人工知能(AI)とブロックチェーン技術は「転換点」に達し、既存の産業を縮小させる一方で、新たな産業を創出する。ムーディーズ・インベスターズ・サービスが9月6日に発表したレポートで、このように予測している。

レポートの著者たちは、AIと分散型台帳技術(DLT)の複合的な影響は「企業のバランスシートをはるかに超えた」影響を及ぼし、既存の産業が「縮小または完全に消滅し、新たな市場をゼロから創出する」と予測している。レポートは以下のように指摘する。

「歴史は、革新的な技術が既存の産業を縮小または完全に消滅させる可能性を示してきた。…AIはコンテンツ生成、モビリティ、教育、ヘルスケア分野などで新たなセクターの出現を促すだろう。DLTはすでに仮想通貨や分散型金融の出現をもたらしているが、これらのセグメントの実績は過去18カ月間でばらつきがあった」

レポートはまた、AIがタスクの自動化により生産性を向上させ、多くの国での高齢化と人口減少の影響を部分的に相殺することで経済成長を促すと強調している。一方、DLTの利点には、金融包摂の促進や決済システムの近代化が含まれる。しかし、これらの利点が現れるのはおそらく次の10年以降となるだろうと予測する。

How AI and DLT will transform organizations' strategies. Source: Moody's Investors Service

世界の金融市場への影響について考えると、著者たちはAIとDLTがプロセスの効率化と新製品の創出を通じて金融機関の信用プロファイルを強化すると指摘している。ただし、金融、規制、サイバーセキュリティのリスクが適切に対処されることが前提だ。

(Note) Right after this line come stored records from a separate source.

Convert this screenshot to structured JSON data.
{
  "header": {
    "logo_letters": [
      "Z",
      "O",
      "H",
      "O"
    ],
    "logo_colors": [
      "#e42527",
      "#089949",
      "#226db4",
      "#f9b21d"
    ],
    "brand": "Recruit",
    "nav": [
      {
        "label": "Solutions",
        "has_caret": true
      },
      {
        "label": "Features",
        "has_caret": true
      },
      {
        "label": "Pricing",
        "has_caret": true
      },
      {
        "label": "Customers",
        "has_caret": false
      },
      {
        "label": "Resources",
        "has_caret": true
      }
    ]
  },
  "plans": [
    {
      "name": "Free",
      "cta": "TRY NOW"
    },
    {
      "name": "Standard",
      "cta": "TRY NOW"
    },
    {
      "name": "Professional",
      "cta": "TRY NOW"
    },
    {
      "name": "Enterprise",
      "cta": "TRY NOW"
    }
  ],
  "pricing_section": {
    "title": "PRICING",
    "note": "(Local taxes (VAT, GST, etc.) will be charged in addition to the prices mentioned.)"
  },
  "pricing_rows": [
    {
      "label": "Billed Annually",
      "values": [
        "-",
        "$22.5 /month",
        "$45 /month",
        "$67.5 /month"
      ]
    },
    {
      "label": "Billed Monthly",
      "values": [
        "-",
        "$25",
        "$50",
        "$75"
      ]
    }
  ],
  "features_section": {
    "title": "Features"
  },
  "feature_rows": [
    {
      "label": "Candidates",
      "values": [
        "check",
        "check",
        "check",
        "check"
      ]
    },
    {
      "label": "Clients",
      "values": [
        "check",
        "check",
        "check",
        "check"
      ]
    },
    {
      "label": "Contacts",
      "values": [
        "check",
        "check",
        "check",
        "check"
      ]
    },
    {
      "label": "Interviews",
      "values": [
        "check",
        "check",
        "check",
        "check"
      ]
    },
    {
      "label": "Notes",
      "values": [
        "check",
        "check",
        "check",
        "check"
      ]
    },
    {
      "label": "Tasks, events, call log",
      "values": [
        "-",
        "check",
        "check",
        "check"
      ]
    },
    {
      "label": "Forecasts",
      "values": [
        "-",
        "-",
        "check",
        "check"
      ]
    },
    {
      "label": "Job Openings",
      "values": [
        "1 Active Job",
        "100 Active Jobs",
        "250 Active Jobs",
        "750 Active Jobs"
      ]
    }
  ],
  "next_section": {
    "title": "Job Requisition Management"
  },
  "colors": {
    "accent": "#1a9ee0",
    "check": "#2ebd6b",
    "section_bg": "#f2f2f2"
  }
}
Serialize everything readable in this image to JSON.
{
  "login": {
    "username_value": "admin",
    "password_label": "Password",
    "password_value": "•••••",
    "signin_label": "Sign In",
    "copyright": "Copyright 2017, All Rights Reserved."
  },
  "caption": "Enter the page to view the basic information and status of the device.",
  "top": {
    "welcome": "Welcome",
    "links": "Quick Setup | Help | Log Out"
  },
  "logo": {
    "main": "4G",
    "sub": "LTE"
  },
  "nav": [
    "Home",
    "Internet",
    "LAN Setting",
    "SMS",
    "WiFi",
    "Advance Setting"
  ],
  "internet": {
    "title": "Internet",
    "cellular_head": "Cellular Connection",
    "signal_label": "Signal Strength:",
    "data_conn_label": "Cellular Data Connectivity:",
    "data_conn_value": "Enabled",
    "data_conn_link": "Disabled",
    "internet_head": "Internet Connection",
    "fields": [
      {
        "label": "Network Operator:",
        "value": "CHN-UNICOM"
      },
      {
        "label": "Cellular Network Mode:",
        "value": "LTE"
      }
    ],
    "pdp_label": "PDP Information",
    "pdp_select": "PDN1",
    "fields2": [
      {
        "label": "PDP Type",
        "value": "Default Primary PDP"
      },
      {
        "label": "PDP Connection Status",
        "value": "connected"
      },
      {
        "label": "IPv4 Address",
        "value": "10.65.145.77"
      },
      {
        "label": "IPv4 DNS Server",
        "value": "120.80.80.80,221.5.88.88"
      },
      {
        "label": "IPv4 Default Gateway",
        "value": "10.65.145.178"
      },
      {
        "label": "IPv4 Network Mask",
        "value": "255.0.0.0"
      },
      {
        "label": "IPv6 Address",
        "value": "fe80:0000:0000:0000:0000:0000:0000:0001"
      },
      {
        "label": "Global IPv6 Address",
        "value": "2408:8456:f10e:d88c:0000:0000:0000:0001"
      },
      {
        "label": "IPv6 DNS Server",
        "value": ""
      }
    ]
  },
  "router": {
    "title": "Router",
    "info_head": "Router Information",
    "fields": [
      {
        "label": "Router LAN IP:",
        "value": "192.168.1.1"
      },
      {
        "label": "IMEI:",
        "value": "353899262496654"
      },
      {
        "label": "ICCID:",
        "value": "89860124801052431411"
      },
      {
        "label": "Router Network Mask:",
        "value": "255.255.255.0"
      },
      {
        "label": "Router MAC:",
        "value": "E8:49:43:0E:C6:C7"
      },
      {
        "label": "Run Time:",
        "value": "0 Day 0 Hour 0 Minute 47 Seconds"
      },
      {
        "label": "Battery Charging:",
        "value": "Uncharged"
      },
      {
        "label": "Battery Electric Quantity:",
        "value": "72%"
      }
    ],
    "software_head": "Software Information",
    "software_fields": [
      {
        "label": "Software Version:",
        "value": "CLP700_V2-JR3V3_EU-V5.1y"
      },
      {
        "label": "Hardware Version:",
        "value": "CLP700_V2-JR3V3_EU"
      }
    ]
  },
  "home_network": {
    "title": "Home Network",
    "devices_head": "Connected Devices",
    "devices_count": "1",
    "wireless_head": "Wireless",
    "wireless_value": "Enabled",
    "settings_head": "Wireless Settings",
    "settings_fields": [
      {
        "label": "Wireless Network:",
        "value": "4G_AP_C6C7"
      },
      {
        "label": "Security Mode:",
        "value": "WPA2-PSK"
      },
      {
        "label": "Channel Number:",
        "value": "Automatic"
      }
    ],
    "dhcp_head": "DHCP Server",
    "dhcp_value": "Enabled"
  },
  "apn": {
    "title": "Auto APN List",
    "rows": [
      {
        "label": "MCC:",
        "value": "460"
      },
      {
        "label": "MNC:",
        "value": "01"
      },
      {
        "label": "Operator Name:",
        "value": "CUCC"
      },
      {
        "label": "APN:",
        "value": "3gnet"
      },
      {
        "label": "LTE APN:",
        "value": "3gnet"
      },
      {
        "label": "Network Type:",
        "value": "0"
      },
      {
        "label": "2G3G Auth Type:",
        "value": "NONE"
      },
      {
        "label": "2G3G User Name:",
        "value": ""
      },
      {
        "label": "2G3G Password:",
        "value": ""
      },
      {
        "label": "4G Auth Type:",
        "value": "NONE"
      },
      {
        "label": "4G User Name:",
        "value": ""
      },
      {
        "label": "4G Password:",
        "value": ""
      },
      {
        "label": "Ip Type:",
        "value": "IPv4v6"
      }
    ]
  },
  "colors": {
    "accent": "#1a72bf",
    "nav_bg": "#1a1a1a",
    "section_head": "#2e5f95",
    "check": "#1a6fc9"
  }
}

「今後の変革はプロセスの効率化と新製品をもたらすが、既存のリスクを増大させ、新たなリスクを生みだすだろう」とレポートは述べており、「リスクと機会の相互作用は、セクターや発行者の戦略により影響の度合いが異なる5つの広範なチャネルを通じて、債務発行者の信用プロファイルに伝達される」と付け加えている。

これらの技術によって影響を受ける信用リスクの指標には、ビジネス戦略と実施、財務パフォーマンス、ガバナンスとリスク管理、産業や経済レベルの変化が含まれる。「テクノロジーの変化の全体的な経済・金融効果は、それらが引き起こす政策や戦略の変化を含め、ポジティブである可能性が高いだろう。しかし、進歩のコストと利益が人々、企業、国々の間でどのように分配されるかには大きな違いがあるだろう」と結論づけている。